At the Society for Science & the Public, we have the privilege of regularly meeting amazing girls doing innovative things in STEM fields. Today, on October 11, International Day of the Girl, we’re sharing the impressive accomplishments of 11 of them from around the world. Keep reading and be prepared to be blown away!

  • Zainab Alnakkas (Intel ISEF 2017), of Kuwait, developed a way to identify a person’s blood type using infrared light. This low-cost method wouldn’t even require needles.
  • After her teacher challenged her to create something that could help people with disabilities walk up and down the stairs, Ruth Amos (Intel ISEF 2008) of Britain invented the StairSteady. Her invention won her the 2006 Young Engineer of the Year Award in Britain as well.
  • Megha Balachandra from India was one of 18 delegates selected to attend the first-ever Broadcom MASTERS International program in 2012. Her project aimed to reduce the fermentation time of food to expedite the cooking process.
  • Nivatha Balendra (Intel ISEF 2014 finalist) from Canada studied how we can use oil-eating microbes to clean oil spills. She shared her research at TEDxMontrealWomen in 2015.
  • Michaela Brchnelova (Intel ISEF 2014) of Slovakia studied particle acceleration in supernova remnants. She observed that petaelectronvolt particles gain energy in young supernova remnants.

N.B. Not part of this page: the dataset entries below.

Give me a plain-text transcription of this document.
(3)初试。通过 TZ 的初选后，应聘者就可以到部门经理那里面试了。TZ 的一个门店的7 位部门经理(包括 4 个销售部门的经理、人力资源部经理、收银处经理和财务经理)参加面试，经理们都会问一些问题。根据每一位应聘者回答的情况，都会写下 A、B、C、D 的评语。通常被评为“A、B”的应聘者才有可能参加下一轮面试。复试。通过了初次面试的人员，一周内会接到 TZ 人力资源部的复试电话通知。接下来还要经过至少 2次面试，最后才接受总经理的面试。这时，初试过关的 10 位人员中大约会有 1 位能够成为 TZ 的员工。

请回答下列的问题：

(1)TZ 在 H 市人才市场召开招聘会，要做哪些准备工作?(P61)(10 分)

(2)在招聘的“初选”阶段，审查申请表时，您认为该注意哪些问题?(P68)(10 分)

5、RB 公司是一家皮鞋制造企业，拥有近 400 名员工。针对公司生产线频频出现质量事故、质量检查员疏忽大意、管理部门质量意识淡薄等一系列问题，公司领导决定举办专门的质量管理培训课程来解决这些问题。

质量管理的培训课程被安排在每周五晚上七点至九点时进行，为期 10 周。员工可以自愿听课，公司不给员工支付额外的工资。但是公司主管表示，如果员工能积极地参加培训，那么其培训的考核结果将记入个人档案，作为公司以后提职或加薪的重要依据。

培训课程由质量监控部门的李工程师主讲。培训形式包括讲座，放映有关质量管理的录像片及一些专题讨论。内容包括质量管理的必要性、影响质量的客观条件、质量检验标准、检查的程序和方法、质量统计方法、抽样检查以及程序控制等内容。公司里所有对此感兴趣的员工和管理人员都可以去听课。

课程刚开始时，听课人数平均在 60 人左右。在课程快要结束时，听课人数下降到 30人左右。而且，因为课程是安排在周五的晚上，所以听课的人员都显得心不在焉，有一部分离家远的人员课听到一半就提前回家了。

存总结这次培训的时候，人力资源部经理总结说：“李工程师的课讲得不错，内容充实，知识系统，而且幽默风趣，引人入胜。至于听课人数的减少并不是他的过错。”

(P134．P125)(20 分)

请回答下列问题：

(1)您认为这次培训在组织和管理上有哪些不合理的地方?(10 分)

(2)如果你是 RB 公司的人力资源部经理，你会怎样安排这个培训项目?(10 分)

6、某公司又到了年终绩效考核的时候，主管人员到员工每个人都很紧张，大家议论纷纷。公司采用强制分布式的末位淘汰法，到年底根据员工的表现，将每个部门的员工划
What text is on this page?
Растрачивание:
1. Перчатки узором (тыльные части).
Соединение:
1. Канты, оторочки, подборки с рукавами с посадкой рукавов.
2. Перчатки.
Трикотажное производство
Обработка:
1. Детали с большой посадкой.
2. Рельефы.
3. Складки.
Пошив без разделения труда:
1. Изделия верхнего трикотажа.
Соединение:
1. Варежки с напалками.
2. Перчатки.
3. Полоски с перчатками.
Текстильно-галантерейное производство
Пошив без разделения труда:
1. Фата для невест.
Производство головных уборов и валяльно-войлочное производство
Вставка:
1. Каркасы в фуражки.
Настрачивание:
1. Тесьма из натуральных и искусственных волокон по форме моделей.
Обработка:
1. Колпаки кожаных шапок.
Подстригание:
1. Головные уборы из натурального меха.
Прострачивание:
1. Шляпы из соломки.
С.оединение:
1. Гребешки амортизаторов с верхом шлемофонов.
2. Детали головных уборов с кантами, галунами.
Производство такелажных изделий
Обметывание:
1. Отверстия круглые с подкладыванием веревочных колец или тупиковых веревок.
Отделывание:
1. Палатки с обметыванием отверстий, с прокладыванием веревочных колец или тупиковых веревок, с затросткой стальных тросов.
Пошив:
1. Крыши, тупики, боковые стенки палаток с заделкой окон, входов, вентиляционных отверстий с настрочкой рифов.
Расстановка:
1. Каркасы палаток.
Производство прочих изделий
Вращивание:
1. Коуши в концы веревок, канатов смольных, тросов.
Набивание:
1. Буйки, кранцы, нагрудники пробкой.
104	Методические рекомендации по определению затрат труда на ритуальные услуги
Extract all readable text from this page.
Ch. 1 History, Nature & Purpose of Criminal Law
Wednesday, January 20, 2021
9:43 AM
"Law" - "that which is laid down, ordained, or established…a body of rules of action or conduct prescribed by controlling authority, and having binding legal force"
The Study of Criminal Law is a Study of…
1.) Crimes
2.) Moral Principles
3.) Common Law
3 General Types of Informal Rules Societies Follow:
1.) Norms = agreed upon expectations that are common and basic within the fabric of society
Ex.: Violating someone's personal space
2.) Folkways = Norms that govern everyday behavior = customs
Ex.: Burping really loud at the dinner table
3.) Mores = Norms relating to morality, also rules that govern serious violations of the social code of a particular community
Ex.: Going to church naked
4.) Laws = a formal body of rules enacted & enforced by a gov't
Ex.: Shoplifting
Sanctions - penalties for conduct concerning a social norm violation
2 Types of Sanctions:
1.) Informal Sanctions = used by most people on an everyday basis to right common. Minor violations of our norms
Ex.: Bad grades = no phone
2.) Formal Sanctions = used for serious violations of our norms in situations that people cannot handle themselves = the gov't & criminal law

  • Pooja Chandrashekar (Intel ISEF 2015) from Virginia founded ProjectCSGirls, a nonprofit that promotes computer science among young girls. Her organization has received the Society’s STEM Action Grant in 2017 and 2018.
  • Emily Cross (Intel ISEF 2015) from Canada, studied chemical processes that break down fossils, without damaging preserved tissues. She gave a keynote speech at the X-STEM USA Science and Engineering Festival in 2017.
  • Fascinated with physics, Carolin Lachner (Intel ISEF 2012) from Loerrach, Baden-Wurttemberg, Germany won a Second Award in Physics and Astronomy at by creating a floating water bridge.
  • Augusta Uwamanzu-Nna (STS 2016) from New York discovered that adding a nanoclay ingredient called attapulgite to cement slurries improves the undersea cement seals that keep offshore oil wells from leaking. She was named one of Forbes 30 under 30 in 2017.
  • Yuhan Xiao (Broadcom MASTERS International 2016) from China looked to a local plant to cure stomach diseases. She researched the ability of the sap from the Euphrates Poplar tree to inhibit bacteria that causes gastrointestinal discomfort.
  • Amber Yang (Regeneron STS 2017, Intel ISEF 2017) from Florida developed a computer program that predicts where space trash will end up. She was also named one of Forbes 30 under 30 this year.